Nearly 13 years after the release of the Institute of Medicine’s landmark report To Err Is Human, which called national attention to the rate of preventable errors in U.S. hospitals and galvanized the patient-safety movement, 6 out of every 7 hospital-based errors, accidents, and other adverse events still go unreported.
That’s the troubling conclusion of a report released in January by the Department of Health and Human Services’ Office of the Inspector General (OIG). According to the OIG, the report the National Incident Study on Adverse Events in Hospitals Among Medicare Beneficiaries, is the first truly national adverse-event study in the nation documenting hospital-based adverse events among Medicare beneficiaries.1
Previous studies assessing errors and adverse events had tracked the number of events reported, but they had no denominator; in other words, one hospital might have 1,000 reports of adverse events and errors in a given month, while another might have 50, but there was no way to know how many adverse events had been missed and how much harm had actually occurred.
The OIG study dug deeper, conducting in-depth, yearlong reviews led by independent physicians to first identify the rates of harm, then returning to the hospitals in the study where they knew harm had occurred to find out if it had been reported or not.
Overall, the inspector general estimated that more than 130,000 Medicare beneficiaries experienced one or more adverse events in hospitals in a single month. Perhaps one of the most surprising findings was that even some of the most serious, egregious adverse events were not reported. Of the 12 deaths in the sample that were iatrogenic, only two were reported as errors. More serious errors were no more likely to be captured as errors than mild reactions, such as breaking out in hives as the result of a medication.

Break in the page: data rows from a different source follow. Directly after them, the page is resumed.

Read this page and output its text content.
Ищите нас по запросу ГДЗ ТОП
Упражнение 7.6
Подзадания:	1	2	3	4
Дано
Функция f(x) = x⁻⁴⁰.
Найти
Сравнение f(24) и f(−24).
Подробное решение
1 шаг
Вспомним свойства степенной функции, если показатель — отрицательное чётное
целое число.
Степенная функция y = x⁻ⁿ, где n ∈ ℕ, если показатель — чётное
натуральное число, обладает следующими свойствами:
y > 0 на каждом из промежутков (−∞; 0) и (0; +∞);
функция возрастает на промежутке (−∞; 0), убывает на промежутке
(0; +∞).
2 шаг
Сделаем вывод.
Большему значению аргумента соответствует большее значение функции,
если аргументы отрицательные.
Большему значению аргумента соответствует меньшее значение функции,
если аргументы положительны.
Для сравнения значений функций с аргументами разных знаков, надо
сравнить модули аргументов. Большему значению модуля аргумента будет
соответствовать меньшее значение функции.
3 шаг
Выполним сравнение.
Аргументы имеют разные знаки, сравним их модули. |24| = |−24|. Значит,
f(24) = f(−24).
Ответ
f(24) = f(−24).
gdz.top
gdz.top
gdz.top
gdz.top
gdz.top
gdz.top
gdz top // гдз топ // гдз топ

Why aren’t more hospital-based errors and adverse events being reported, and how can this situation be changed? The OIG’s report provides some insight into the underlying problem: The dominant reason that events weren’t reported was that they weren’t perceived as adverse events. (Not all adverse events are medical errors: A medical error is a preventable adverse event.) A urinary catheter infection, while not necessarily a medical error, is always an adverse event—and yet, only one of the 17 urinary catheter infections identified by doctors in medical review was reported.
Lack of recognition—seeing adverse events and errors as just part of routine care—is only one part of the problem, says Rosemary Gibson, MSc, a former senior program officer at the Robert Wood Johnson Foundation and author of “The Treatment Trap” and “Wall of Silence.” Other issues include:
- Fear of retribution. “You have to feel safe to report someone else’s error, or your own,” Gibson says. “Most hospitals have yet to create a safety culture.”

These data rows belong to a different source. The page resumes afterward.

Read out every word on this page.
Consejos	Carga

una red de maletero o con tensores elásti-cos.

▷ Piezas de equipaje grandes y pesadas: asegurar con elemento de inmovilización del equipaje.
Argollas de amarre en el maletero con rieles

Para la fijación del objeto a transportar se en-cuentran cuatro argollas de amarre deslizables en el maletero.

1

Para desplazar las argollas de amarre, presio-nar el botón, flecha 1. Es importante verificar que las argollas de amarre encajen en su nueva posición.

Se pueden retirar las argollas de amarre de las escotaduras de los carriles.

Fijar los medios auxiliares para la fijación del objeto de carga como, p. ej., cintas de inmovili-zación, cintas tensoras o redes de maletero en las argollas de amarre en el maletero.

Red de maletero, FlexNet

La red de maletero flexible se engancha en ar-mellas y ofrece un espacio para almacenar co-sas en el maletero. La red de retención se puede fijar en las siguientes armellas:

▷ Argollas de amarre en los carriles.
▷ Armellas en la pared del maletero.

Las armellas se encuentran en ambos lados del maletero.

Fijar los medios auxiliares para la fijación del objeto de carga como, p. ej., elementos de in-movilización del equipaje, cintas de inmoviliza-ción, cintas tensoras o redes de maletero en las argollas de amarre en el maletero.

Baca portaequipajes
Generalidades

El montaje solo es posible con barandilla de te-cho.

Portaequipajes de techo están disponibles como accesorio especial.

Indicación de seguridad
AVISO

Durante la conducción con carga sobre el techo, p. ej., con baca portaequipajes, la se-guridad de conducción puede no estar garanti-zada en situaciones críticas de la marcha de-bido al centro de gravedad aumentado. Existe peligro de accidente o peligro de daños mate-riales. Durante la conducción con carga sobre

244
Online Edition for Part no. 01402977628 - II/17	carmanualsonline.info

- A sense of disbelief. “I remember talking to a hospital CEO once right after the IOM report,” Gibson recalls. “He said that after a significant error, he would get up in the morning and look in the mirror and think, ‘Did this really happen here?’ There’s almost a sense that if you don’t see it, it didn’t exist.”
- Competing pressures. “The requirements of healthcare reform have taken up so much time and energy that I fear safety has moved to the back burner,” Gibson says. “Someone in a quality and safety leadership role at one hospital said to me, ‘Safety was just a fad. We’re not doing that anymore.’”
- Productivity demands. “Healthcare’s mantra today has become volume, volume, volume. If you already have an environment that’s not as safe as we would like, and you ramp up the volume so people have to do more in the name of productivity, what’s going to happen?” asks Gibson.